The Swiss National Bank also hinted that it may be necessary to further relax policies to curb the strength of the Swiss franc.
At the same time, the current market is increasing its bets on the European Central Bank's interest rate cuts. The money market is betting that the European Central Bank will cut interest rates by 50 basis points before the end of the year, marking the first time since August 6th. Traders are betting that the European Central Bank will cut interest rates by 16 basis points next month and by 50 basis points before the end of the year.
Sources say that the European Central Bank's interest rate decision in October may be very open. Due to weak economic data, the dovish camp of the European Central Bank will strive to cut interest rates in October.

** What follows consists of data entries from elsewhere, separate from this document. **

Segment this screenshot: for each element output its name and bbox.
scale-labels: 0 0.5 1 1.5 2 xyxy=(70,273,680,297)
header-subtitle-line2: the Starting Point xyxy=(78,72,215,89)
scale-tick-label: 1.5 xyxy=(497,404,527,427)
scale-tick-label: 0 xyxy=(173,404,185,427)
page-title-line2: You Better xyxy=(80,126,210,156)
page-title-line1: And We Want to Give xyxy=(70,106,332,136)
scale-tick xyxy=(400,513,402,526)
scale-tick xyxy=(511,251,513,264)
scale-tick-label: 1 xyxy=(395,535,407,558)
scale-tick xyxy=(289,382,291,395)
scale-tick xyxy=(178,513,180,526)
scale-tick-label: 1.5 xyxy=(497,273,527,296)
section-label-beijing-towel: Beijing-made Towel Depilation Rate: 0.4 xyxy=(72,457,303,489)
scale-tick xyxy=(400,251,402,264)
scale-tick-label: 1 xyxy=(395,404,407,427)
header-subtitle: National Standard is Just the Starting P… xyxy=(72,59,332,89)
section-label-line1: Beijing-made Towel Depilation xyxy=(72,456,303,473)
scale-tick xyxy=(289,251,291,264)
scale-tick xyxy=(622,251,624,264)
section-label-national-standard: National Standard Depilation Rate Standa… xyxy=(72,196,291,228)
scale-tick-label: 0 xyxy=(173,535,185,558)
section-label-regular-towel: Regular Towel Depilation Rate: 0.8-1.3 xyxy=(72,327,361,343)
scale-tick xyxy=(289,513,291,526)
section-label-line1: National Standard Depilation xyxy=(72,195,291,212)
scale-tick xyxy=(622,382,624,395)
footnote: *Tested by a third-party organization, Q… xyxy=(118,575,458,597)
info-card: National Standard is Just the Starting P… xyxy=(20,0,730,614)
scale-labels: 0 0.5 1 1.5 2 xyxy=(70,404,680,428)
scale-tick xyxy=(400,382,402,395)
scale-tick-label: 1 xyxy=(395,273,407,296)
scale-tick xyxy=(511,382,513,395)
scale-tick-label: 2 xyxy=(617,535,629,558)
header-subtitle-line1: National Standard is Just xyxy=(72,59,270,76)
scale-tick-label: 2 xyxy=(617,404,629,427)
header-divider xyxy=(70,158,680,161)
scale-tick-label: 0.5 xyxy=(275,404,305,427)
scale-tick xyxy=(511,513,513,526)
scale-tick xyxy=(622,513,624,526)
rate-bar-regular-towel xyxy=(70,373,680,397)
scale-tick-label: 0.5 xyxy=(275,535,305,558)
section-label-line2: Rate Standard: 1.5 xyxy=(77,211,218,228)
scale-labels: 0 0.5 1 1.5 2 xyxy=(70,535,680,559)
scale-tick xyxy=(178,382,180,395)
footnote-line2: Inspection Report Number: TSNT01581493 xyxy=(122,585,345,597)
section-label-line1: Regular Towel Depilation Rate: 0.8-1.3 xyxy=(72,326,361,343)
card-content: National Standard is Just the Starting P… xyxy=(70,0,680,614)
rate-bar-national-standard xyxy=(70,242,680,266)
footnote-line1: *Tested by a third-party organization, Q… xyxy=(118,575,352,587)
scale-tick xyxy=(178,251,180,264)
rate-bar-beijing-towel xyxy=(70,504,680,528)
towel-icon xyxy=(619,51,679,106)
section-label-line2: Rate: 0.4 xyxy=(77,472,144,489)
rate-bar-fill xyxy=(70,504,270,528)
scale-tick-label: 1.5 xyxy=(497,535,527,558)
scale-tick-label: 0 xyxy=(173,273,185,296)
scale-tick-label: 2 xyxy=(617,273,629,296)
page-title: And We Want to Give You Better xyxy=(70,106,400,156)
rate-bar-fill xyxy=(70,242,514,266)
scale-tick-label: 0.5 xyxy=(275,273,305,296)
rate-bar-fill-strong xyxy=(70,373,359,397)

A series of survey data released by S&P Global on September 23 showed that as the third quarter is coming to an end, the growth rate of the Eurozone economy has significantly slowed down. In September, the Eurozone Composite Purchasing Managers' Index (PMI) was 48.9%, down 2.1 percentage points from the previous month, significantly lower than expected, and the first time since March that it fell below the 50% boom bust line.
Hamburg Commercial Bank Chief Economist Cyrus Delarubia stated that the Eurozone Composite PMI for September experienced its largest decline in 15 months. With the end of the Paris Olympics craze in France, the eurozone economy is heading towards stagnation. Considering the rapid reduction in new orders and order backlog, the eurozone economy is likely to further weaken.
The locomotive of the European economy - Germany's economy is currently on the brink of recession. After a 0.2% month on month increase in Gross Domestic Product (GDP) in the first quarter of this year, Germany's GDP shrank by 0.1% in the second quarter, and almost all important leading economic indicators showed significant deterioration.
In order to prevent further economic recession, the European Central Bank has recently started cutting interest rates for the first time in nearly five years. The latest interest rate cut occurred on September 12th. On that day, the European Central Bank lowered its benchmark interest rate by 25 basis points to 3.50%, marking the second rate cut of the year.
On September 26th, Deutsche Bank stated that it currently expects the European Central Bank to accelerate its interest rate cut cycle, cutting interest rates by 25 basis points consecutively starting from December, and does not rule out the possibility of a 50 basis point rate cut in December.
The bank stated that it had previously expected the central bank to follow a gradual easing path, cutting interest rates by 25 basis points every quarter until reaching a final rate of 2% -2.5% around the end of 2025.
Deutsche Bank is the latest bank to change its call for European Central Bank policy this week, following further signs of a weakening economic outlook in the region.